Noche previa de insomnio, el
corazón se acelera, terror más que emoción, incertidumbre, y a la vez una
sensación indescriptible que invade el cuerpo, tal vez hasta un cierto temor en
las piernas, 6 meses despúes, volveré a hacer uso del transporte público.
Probablemente causaría risa si no
se estuviera viviendo una pandemia mundial, alentada por los medios de
comunicación a desatar los más aterradores escenarios; Uno podría tener miedo
de ser asaltado, de un choque fatal, de pescar chinches, piojos o garrapatas,
pero jamás podría imaginar, que el hecho de tomar una combi podría turnarse en
un asunto serio de salud pública o incluso en
un asunto de vida o muerte para familiares o amigos.
El enemigo es invisible, los
contagios han llegado a 28 millones en el mundo en este momento, y si ya de por
si en este país, trasladarse en una combi es cosa kamikaze, ahora sumen la
inconsciencia de la gente y el miedo a contraer el virus.
El primer miedo es a la multitud
sin protección y asintomática. Efectivamente, una chica viene hablando con su
novio a todo volumen sin cubrebocas por celular, un letrero indica tomar gel
apelmasado de un frasco pegado con cinta diurex al tubo de la puerta, no quiero
pensar si la combi entera porta más gérmenes que el despachador plástico que
tiene esa tonalidad grisácea, seguramente en unas semanas esos despachadores ya
no estarán ahí o viajarán vacíos.
Vuelta de rueda, el conductor no para de hablar sin cubrebocas por teléfono,
verifica los tiempos de las otras unidades que vienen detrás y delante, les
habla por sus apodos y les señala los puntos donde deberán “esperarse”,
“dejarse pasar” o por el contrario “meterle” para no ser alcanzados por su
rival, quiero quejarme y quiero matarlo, pero a la vez, tan dueños se sienten
del destino de los demás, que es capaz de ir aún más lento, si es que se puede,
para demostrarme quien manda.
3. 3 kms se me hacen eternos, si la
pierna no me estuviera matando me habría ido caminando, aunque la travesía
pedestre sin aceras y con vehículos a toda velocidad es otro cantar.
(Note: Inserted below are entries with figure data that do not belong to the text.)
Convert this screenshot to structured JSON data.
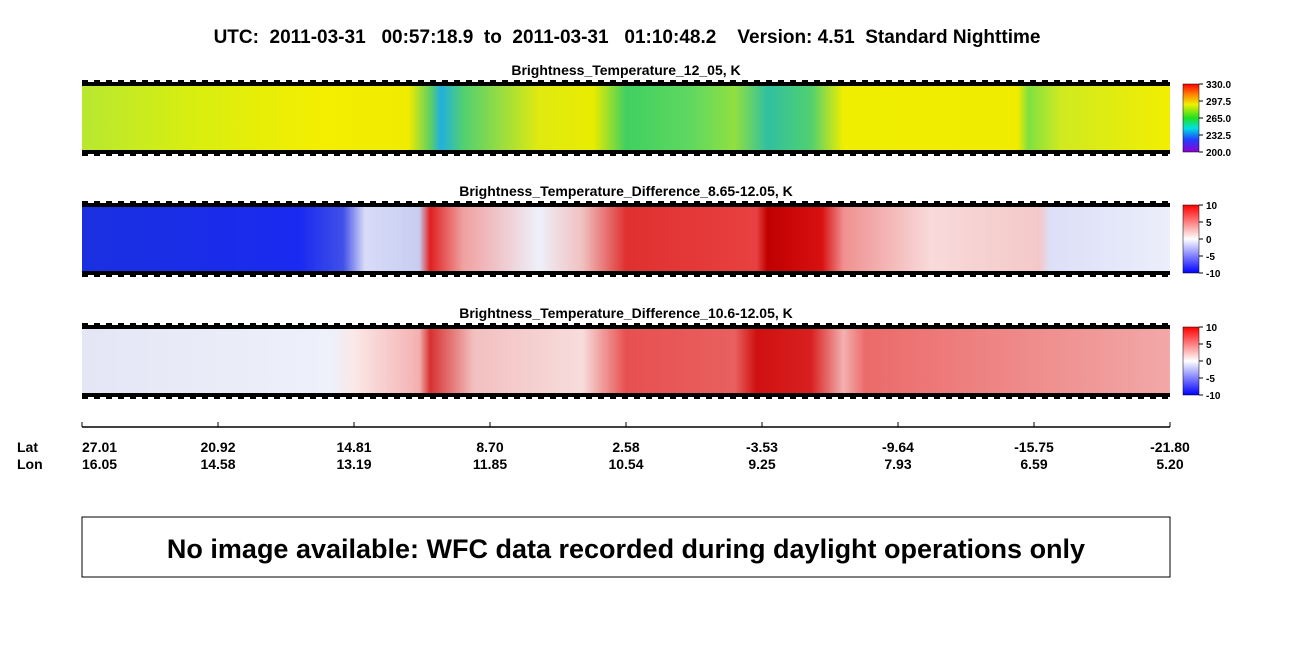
{
  "header": {
    "title": "UTC:  2011-03-31   00:57:18.9  to  2011-03-31   01:10:48.2    Version: 4.51  Standard Nighttime"
  },
  "panels": [
    {
      "title": "Brightness_Temperature_12_05, K",
      "colorbar": {
        "range": [
          200,
          330
        ],
        "ticks": [
          {
            "value": 330,
            "label": "330.0"
          },
          {
            "value": 297.5,
            "label": "297.5"
          },
          {
            "value": 265,
            "label": "265.0"
          },
          {
            "value": 232.5,
            "label": "232.5"
          },
          {
            "value": 200,
            "label": "200.0"
          }
        ]
      }
    },
    {
      "title": "Brightness_Temperature_Difference_8.65-12.05, K",
      "colorbar": {
        "range": [
          -10,
          10
        ],
        "ticks": [
          10,
          5,
          0,
          -5,
          -10
        ]
      }
    },
    {
      "title": "Brightness_Temperature_Difference_10.6-12.05, K",
      "colorbar": {
        "range": [
          -10,
          10
        ],
        "ticks": [
          10,
          5,
          0,
          -5,
          -10
        ]
      }
    }
  ],
  "axis": {
    "row_labels": [
      "Lat",
      "Lon"
    ],
    "lat": [
      "27.01",
      "20.92",
      "14.81",
      "8.70",
      "2.58",
      "-3.53",
      "-9.64",
      "-15.75",
      "-21.80"
    ],
    "lon": [
      "16.05",
      "14.58",
      "13.19",
      "11.85",
      "10.54",
      "9.25",
      "7.93",
      "6.59",
      "5.20"
    ]
  },
  "message": "No image available: WFC data recorded during daylight operations only"
}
Al final el chofer ha decidido
alcanzar a su rival y trasnmuta de tortuga a liebre, de un frenón me baja en la
parada solicitada, la habladora del teléfono sigue ahí, le dedico una mirada de
indignación y me voy.
Rengueo hasta mi destino ubicado
a un cruce de boulevard y un par de calles delante de donde descendí, respiro a
través del cubrebocas con dificultad y alivio, miro mi destino, se siente una
sensación extraña de libertad después de estar en una especie de burbuja donde
el tiempo y el contacto humano se habían detenido.
El lugar de terapia me recibe con
un tapete sanitizante, una jerga, una zapatera nueva y todas las camas para
rehabilitación desperdigadas estratégicamente por el pequeño lugar para que al
menos esté a metro y medio de las otras; se me da la bienvenida y se me ordena
ir a lavarme las manos.
Comenzamos y mi cuerpo siente
como si trajera adherida una botarga a la piel incluso ante el estiramiento más
simple, sin embargo es un alivio para todas mis extremidades lastimadas, el
confinamiento ha entumecido y llenado de dolor lo que ya podía moverse. Al fin
terminamos y el rocío del líquido sanitizante pica y lastima la garganta, me
despido del guardia de la caseta con la alegría de verlo como si se tratara de
un viejo amigo. Emprendo el camino de regreso: lo he logrado.
Quién iba a pensar que despúes de
6 meses, algo tan cotidiano se podría convertir en un peligro.